From a Rust developer perspective, you define your actor type and implement the Actor trait, which only requires one method to be implemented. Next, you implement the Handler trait which is generic over the Message type it should handle;

The above is an actor that checks the health status of an imaginary service every two seconds and maintains a state that counts the number of checks it has performed since its inception. This actor sends the HealthCheckMessage to itself.

  • First in the initialize method of the Actor trait: the method that is initially run when an actor starts.
  • Then in the handle method of the Handler trait, but this time with a two seconds delay. This creates an infinite loop of HealthCheckMessage handling.

In main, we create a Universe for our actors to live in. When an actor is spawned, we get back two things:

  • A type-safe Mailbox that can be used to send messages to the corresponding actor.
  • A handle that can be used to monitor as well as wait, quit, kill, pause, and resume the actor.
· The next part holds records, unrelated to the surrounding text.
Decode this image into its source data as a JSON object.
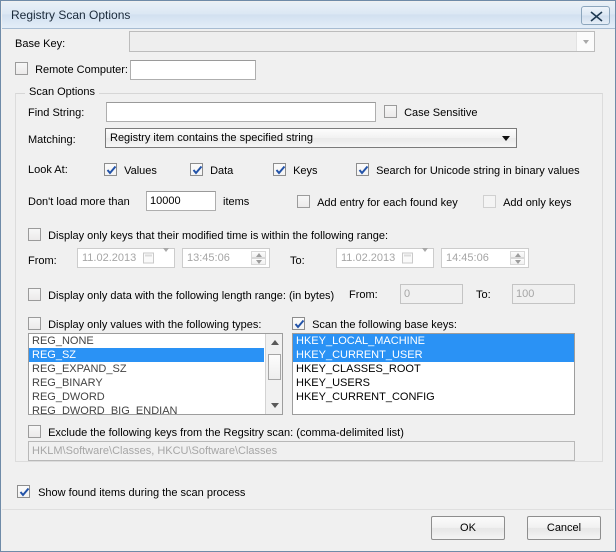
{
  "window": {
    "title": "Registry Scan Options",
    "close_icon": "close-icon"
  },
  "base_key": {
    "label": "Base Key:",
    "value": "",
    "placeholder": ""
  },
  "remote_computer": {
    "label": "Remote Computer:",
    "checked": false,
    "value": ""
  },
  "scan_options": {
    "group_title": "Scan Options",
    "find_string": {
      "label": "Find String:",
      "value": "",
      "placeholder": ""
    },
    "case_sensitive": {
      "label": "Case Sensitive",
      "checked": false
    },
    "matching": {
      "label": "Matching:",
      "value": "Registry item contains the specified string",
      "options": [
        "Registry item contains the specified string"
      ]
    },
    "look_at": {
      "label": "Look At:",
      "values": {
        "label": "Values",
        "checked": true
      },
      "data": {
        "label": "Data",
        "checked": true
      },
      "keys": {
        "label": "Keys",
        "checked": true
      },
      "unicode": {
        "label": "Search for Unicode string in binary values",
        "checked": true
      }
    },
    "load_limit": {
      "label_before": "Don't load more than",
      "value": "10000",
      "label_after": "items"
    },
    "add_entry_for_each_found_key": {
      "label": "Add entry for each found key",
      "checked": false
    },
    "add_only_keys": {
      "label": "Add only keys",
      "checked": false,
      "disabled": true
    },
    "modified_time_range": {
      "label": "Display only keys that their modified time is within the following range:",
      "checked": false,
      "from_label": "From:",
      "from_date": "11.02.2013",
      "from_time": "13:45:06",
      "to_label": "To:",
      "to_date": "11.02.2013",
      "to_time": "14:45:06"
    },
    "data_length_range": {
      "label": "Display only data with the following length range: (in bytes)",
      "checked": false,
      "from_label": "From:",
      "from_value": "0",
      "to_label": "To:",
      "to_value": "100"
    },
    "value_types": {
      "label": "Display only values with the following types:",
      "checked": false,
      "items": [
        {
          "text": "REG_NONE",
          "selected": false
        },
        {
          "text": "REG_SZ",
          "selected": true
        },
        {
          "text": "REG_EXPAND_SZ",
          "selected": false
        },
        {
          "text": "REG_BINARY",
          "selected": false
        },
        {
          "text": "REG_DWORD",
          "selected": false
        },
        {
          "text": "REG_DWORD_BIG_ENDIAN",
          "selected": false
        }
      ]
    },
    "base_keys": {
      "label": "Scan the following base keys:",
      "checked": true,
      "items": [
        {
          "text": "HKEY_LOCAL_MACHINE",
          "selected": true
        },
        {
          "text": "HKEY_CURRENT_USER",
          "selected": true
        },
        {
          "text": "HKEY_CLASSES_ROOT",
          "selected": false
        },
        {
          "text": "HKEY_USERS",
          "selected": false
        },
        {
          "text": "HKEY_CURRENT_CONFIG",
          "selected": false
        }
      ]
    },
    "exclude_keys": {
      "label": "Exclude the following keys from the Regsitry scan: (comma-delimited list)",
      "checked": false,
      "value": "HKLM\\Software\\Classes, HKCU\\Software\\Classes"
    }
  },
  "show_found_items": {
    "label": "Show found items during the scan process",
    "checked": true
  },
  "buttons": {
    "ok": "OK",
    "cancel": "Cancel"
  },
  "colors": {
    "selection_blue": "#2a92f5",
    "title_gradient_top": "#e9f0f7",
    "dialog_face": "#f0f0f0"
  }
}
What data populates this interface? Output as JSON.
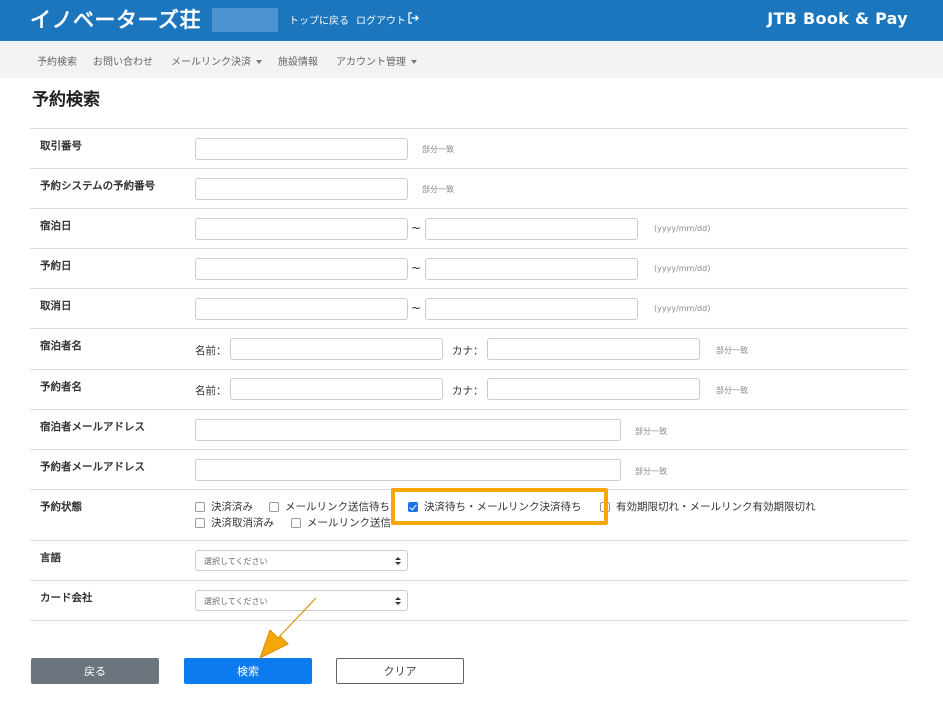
{
  "header": {
    "brand": "イノベーターズ荘",
    "top_link": "トップに戻る",
    "logout_link": "ログアウト",
    "provider": "JTB Book & Pay"
  },
  "nav": {
    "reservation_search": "予約検索",
    "contact": "お問い合わせ",
    "mail_link_payment": "メールリンク決済",
    "facility_info": "施設情報",
    "account_management": "アカウント管理"
  },
  "page": {
    "title": "予約検索"
  },
  "form": {
    "transaction_number": {
      "label": "取引番号",
      "hint": "部分一致",
      "value": ""
    },
    "system_reservation_number": {
      "label": "予約システムの予約番号",
      "hint": "部分一致",
      "value": ""
    },
    "stay_date": {
      "label": "宿泊日",
      "from": "",
      "to": "",
      "hint": "(yyyy/mm/dd)"
    },
    "reservation_date": {
      "label": "予約日",
      "from": "",
      "to": "",
      "hint": "(yyyy/mm/dd)"
    },
    "cancel_date": {
      "label": "取消日",
      "from": "",
      "to": "",
      "hint": "(yyyy/mm/dd)"
    },
    "range_separator": "~",
    "guest_name": {
      "label": "宿泊者名",
      "name_label": "名前：",
      "kana_label": "カナ：",
      "hint": "部分一致"
    },
    "booker_name": {
      "label": "予約者名",
      "name_label": "名前：",
      "kana_label": "カナ：",
      "hint": "部分一致"
    },
    "guest_email": {
      "label": "宿泊者メールアドレス",
      "hint": "部分一致"
    },
    "booker_email": {
      "label": "予約者メールアドレス",
      "hint": "部分一致"
    },
    "status": {
      "label": "予約状態",
      "options": [
        {
          "label": "決済済み",
          "checked": false
        },
        {
          "label": "メールリンク送信待ち",
          "checked": false
        },
        {
          "label": "決済待ち・メールリンク決済待ち",
          "checked": true
        },
        {
          "label": "有効期限切れ・メールリンク有効期限切れ",
          "checked": false
        },
        {
          "label": "決済取消済み",
          "checked": false
        },
        {
          "label": "メールリンク送信",
          "checked": false
        }
      ]
    },
    "language": {
      "label": "言語",
      "selected": "選択してください"
    },
    "card_company": {
      "label": "カード会社",
      "selected": "選択してください"
    }
  },
  "buttons": {
    "back": "戻る",
    "search": "検索",
    "clear": "クリア"
  },
  "colors": {
    "header_bg": "#1b76be",
    "primary": "#0d7bf0",
    "secondary": "#6c757d",
    "highlight": "#f5a70a"
  }
}
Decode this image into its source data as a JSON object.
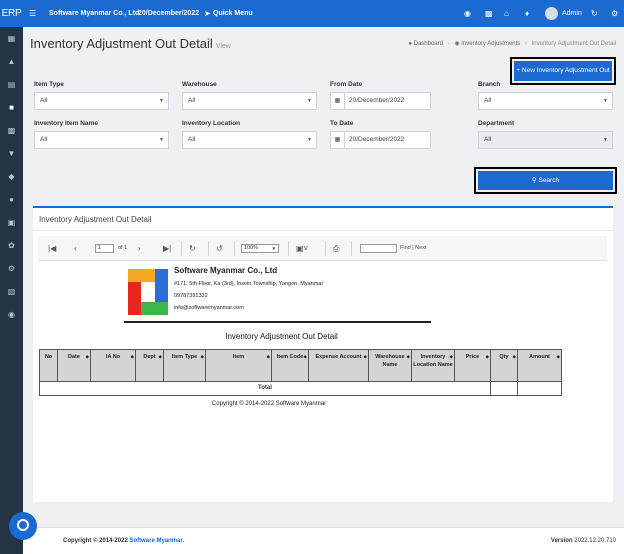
{
  "app": {
    "logo": "ERP"
  },
  "sidebar": {
    "icons": [
      "calculator-icon",
      "chart-icon",
      "card-icon",
      "box-icon",
      "clipboard-icon",
      "cart-icon",
      "diamond-icon",
      "users-icon",
      "building-icon",
      "leaf-icon",
      "gear-icon",
      "book-icon",
      "comment-icon"
    ]
  },
  "topbar": {
    "company": "Software Myanmar Co., Ltd",
    "date": "20/December/2022",
    "quick_menu": "Quick Menu",
    "user": "Admin"
  },
  "page": {
    "title": "Inventory Adjustment Out Detail",
    "title_suffix": "View",
    "new_button": "New Inventory Adjustment Out"
  },
  "breadcrumb": {
    "dashboard": "Dashboard",
    "parent": "Inventory Adjustments",
    "current": "Inventory Adjustment Out Detail"
  },
  "filters": {
    "item_type": {
      "label": "Item Type",
      "value": "All"
    },
    "warehouse": {
      "label": "Warehouse",
      "value": "All"
    },
    "from_date": {
      "label": "From Date",
      "value": "20/December/2022"
    },
    "branch": {
      "label": "Branch",
      "value": "All"
    },
    "inventory_item_name": {
      "label": "Inventory Item Name",
      "value": "All"
    },
    "inventory_location": {
      "label": "Inventory Location",
      "value": "All"
    },
    "to_date": {
      "label": "To Date",
      "value": "20/December/2022"
    },
    "department": {
      "label": "Department",
      "value": "All"
    },
    "search_button": "Search"
  },
  "panel": {
    "title": "Inventory Adjustment Out Detail"
  },
  "viewer": {
    "page_value": "1",
    "page_of": "of 1",
    "zoom": "100%",
    "find_label": "Find | Next"
  },
  "report": {
    "company_name": "Software Myanmar Co., Ltd",
    "address": "#171, 5th Floor, Ka (3rd), Insein Township, Yangon, Myanmar",
    "phone": "09787391332",
    "email": "info@softwaremyanmar.com",
    "title": "Inventory Adjustment Out Detail",
    "columns": [
      "No",
      "Date",
      "IA No",
      "Dept",
      "Item Type",
      "Item",
      "Item Code",
      "Expense Account",
      "Warehouse Name",
      "Inventory Location Name",
      "Price",
      "Qty",
      "Amount"
    ],
    "total_label": "Total",
    "copyright": "Copyright © 2014-2022 Software Myanmar"
  },
  "footer": {
    "copyright": "Copyright © 2014-2022",
    "brand": "Software Myanmar.",
    "version_label": "Version",
    "version": "2022.12.20.710"
  }
}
Sync and Async actors and Universe

All Quickwit actors are async by default. To deal with the CPU-intensive actors, we simply schedule them on a different runtime. This trick is also used by InfluxDB as exposed in this blog post. Typically, RuntimeType::Blocking.get_runtime_handle() is used to request an actor to be scheduled as synchronous actor.

Because our actors can be running in different runtimes, we had to introduce the concept of Universe to isolate groups of actors within the same process. For instance, each unit test typically starts by instantiating its own universe. A universe holds:

  • An ActorRegistry that keeps track of actors instantiated in this universe.
  • A universe’s KillSwitch to shut down all of the actors in this universe.
  • A SchedulerClient to handle and mock time.

Another feature of the universe that’s handy when testing is the method Universe::with_accelerated_time(). It provides a universe that accelerates time whenever no actor has any message to process.

Using the actor framework in Quickwit

Concretely, here is how we use the actor framework within the Quickwit indexer service: when JSON documents arrive in Quickwit via the source actor, they are parsed by the doc-processor and buffered in an in-memory split (indexer actor). When the commit_timeout_secs has expired or the split_num_docs_target is reached, a new active split is created to keep receiving ingested documents while the previous split is finalized in the subsequent actors before being marked as searchable by the publisher. You can also distinguish the indexing pipeline (purple group) for indexing documents from the merge pipeline (green group) for merging splits that are not matured yet.

quickwit-actors has proven to be a valuable asset for Quickwit. Though it lacks many features and documentation, it provides us the flexibility to mold it into what we need.

We recently released the framework under the MIT Licensed. We don't really expect it to become a popular crate, but we hope the MIT License will make it easy for people to experiment with it and scrap whatever pieces of code they see fit.